His bronze or plaster sculptures of the human body make us think about this corporeal stuff we lug around with us. (Or should I say ‘us’? The Selves to which our bodies at times seem only coincidentally connected.) Like Jenny Saville or Lucien Freud he reminds us of the meat and bone we have as baggage.
And although his Untitled (Crawling Woman) has a highly unfortunate (and superficial) resemblance to the notorious Allen Jones Table (1969) - I wish Harrison had some men crawling about too - there are so few artists making images about our unclothed bodies that this activity has to be worthy. Most of us over forty avoid looking in the mirror, so there seems to be wisdom in looking at our own physical construction (its outer manifestation), examining what others easily see.
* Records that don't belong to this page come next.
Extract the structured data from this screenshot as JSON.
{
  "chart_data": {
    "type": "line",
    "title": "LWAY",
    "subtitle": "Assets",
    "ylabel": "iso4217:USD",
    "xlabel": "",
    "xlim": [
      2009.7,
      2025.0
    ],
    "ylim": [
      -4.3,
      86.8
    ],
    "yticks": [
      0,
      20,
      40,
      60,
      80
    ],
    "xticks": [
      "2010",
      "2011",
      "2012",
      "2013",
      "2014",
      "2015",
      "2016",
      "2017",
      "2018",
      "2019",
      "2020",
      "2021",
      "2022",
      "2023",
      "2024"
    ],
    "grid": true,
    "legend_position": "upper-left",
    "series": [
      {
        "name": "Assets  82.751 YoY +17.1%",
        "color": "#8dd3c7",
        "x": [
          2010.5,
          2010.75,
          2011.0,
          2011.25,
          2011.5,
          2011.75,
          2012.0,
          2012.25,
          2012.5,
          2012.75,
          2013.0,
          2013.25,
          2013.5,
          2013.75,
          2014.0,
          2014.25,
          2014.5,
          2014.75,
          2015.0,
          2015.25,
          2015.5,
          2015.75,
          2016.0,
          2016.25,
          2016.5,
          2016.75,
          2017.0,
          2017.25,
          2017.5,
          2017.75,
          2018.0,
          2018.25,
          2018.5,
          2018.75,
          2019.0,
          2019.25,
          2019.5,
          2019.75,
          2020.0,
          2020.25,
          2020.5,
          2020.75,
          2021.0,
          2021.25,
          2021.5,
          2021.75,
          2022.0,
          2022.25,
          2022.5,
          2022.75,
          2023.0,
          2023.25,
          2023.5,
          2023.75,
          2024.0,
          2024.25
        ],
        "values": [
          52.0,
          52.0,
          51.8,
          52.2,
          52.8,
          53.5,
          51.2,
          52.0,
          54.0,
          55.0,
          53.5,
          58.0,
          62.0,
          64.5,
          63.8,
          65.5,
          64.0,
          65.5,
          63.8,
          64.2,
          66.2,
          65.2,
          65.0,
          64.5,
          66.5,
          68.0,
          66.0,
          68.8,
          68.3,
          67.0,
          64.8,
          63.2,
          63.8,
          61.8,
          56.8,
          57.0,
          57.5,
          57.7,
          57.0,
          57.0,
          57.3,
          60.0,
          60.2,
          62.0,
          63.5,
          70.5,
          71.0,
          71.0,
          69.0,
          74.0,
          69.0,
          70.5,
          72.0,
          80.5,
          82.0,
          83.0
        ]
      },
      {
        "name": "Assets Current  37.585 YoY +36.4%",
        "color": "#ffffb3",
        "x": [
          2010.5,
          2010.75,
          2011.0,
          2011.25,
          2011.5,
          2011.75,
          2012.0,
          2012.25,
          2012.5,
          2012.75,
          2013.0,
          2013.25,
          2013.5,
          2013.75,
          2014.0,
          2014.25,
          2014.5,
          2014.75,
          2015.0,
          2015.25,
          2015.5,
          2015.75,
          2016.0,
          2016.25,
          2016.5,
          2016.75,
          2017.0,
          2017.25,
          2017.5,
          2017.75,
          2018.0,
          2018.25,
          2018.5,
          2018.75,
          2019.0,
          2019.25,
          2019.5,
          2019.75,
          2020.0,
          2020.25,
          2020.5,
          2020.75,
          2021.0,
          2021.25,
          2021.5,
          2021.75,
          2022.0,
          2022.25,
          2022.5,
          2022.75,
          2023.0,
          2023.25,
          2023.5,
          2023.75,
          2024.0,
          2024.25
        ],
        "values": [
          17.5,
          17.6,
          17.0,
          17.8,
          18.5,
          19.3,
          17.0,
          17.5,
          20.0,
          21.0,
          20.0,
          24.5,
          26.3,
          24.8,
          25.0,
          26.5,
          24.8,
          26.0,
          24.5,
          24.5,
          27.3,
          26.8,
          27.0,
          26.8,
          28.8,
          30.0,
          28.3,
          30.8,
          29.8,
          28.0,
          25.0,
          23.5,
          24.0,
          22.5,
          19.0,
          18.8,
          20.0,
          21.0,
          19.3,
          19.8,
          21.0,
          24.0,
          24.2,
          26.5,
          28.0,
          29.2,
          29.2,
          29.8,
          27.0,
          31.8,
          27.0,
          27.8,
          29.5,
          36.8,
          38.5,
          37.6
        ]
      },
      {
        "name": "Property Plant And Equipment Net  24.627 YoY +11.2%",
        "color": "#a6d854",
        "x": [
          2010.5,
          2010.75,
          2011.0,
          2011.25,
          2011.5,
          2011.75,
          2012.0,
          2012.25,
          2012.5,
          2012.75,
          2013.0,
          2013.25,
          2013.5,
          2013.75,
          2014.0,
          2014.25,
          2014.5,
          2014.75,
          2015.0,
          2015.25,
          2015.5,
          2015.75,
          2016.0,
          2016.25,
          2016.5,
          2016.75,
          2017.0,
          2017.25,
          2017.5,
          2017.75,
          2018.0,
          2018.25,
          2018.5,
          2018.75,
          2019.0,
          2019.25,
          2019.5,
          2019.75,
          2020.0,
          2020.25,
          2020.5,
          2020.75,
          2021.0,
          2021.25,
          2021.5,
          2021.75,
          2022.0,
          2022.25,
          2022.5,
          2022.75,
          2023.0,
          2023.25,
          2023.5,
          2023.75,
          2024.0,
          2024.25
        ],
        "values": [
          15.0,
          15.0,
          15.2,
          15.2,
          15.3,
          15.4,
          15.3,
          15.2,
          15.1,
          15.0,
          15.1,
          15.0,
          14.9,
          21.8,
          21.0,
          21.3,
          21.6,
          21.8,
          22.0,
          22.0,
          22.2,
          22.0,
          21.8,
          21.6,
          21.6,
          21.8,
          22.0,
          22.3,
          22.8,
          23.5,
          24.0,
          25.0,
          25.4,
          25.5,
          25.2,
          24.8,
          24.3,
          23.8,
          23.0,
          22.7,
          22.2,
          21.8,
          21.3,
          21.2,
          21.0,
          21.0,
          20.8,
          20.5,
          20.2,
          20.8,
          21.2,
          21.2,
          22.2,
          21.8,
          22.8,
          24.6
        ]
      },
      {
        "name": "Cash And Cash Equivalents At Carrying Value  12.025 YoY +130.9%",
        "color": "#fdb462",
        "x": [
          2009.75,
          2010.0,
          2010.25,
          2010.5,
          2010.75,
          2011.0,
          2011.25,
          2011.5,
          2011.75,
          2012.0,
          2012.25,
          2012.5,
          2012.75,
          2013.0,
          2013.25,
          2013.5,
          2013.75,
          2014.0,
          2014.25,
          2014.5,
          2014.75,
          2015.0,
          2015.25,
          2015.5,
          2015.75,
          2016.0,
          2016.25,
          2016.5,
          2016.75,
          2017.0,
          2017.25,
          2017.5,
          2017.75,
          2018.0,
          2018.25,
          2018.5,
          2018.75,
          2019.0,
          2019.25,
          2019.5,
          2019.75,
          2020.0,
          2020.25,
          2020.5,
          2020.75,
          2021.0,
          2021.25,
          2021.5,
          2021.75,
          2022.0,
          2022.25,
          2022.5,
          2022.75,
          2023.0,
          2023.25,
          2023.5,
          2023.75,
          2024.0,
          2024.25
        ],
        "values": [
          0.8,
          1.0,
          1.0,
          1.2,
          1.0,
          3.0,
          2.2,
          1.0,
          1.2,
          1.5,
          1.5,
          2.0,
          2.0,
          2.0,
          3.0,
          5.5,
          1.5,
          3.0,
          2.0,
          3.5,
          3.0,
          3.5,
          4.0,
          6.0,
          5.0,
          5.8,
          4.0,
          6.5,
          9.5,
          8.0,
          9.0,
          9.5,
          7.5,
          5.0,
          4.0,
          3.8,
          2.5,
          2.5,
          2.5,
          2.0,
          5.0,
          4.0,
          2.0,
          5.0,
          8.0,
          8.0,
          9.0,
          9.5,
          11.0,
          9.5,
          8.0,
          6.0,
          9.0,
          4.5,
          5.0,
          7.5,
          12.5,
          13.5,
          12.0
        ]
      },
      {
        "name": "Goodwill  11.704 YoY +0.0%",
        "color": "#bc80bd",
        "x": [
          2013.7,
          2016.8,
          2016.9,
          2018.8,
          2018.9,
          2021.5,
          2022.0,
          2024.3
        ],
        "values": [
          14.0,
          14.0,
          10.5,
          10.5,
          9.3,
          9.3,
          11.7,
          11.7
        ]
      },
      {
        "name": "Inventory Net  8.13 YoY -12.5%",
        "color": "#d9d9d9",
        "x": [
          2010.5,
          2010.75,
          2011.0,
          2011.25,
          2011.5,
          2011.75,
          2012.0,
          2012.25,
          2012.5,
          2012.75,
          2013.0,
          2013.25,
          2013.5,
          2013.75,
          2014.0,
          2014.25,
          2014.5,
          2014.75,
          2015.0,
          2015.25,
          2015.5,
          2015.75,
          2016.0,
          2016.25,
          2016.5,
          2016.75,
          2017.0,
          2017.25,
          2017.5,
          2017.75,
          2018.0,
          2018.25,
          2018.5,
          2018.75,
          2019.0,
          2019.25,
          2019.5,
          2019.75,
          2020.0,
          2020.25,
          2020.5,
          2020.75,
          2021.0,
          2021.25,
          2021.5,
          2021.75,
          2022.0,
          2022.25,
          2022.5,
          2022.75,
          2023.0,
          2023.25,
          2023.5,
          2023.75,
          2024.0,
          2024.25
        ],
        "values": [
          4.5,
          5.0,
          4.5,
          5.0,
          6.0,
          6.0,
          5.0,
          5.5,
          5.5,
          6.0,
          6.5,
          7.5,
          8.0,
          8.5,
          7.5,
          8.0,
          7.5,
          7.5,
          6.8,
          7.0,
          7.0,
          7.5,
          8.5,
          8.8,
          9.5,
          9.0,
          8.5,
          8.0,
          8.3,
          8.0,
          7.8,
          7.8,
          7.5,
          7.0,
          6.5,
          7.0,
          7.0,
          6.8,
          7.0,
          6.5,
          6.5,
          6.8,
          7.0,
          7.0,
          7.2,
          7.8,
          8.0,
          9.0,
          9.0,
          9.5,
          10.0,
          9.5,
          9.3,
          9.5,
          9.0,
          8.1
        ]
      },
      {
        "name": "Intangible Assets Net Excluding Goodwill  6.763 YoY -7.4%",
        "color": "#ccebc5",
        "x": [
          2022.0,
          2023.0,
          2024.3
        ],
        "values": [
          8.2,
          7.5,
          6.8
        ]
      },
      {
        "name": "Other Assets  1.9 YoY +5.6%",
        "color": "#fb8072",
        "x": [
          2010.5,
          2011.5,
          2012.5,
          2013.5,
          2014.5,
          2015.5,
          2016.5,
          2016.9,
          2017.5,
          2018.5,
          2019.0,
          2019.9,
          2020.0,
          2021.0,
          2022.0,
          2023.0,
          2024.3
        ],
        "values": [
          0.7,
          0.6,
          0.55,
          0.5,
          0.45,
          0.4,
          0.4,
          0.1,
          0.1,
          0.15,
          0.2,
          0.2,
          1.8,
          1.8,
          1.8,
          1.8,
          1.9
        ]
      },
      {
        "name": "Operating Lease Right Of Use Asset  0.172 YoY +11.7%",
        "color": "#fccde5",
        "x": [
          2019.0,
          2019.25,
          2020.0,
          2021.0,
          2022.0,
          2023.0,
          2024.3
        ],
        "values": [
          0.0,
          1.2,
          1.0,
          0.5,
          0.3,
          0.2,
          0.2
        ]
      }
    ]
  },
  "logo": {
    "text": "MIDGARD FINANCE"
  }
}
The works on paper let Harrison revel in the properties of the medium with an exuberence you don’t find in the plaster works. With the brushed on nudes the mottled ink splashes, puddles, feathery rivulets and chromatic tidal minglings provide a sense of restless liquid movement - while presenting the forms of torso and limbs propped up in space as a sort of watery map. So different from the hard shiny sculpture, their soft damp tactility, the holistic and amorphous lack of fine detail, the emphasis on dispersed substance - all make these fluid drawings compelling.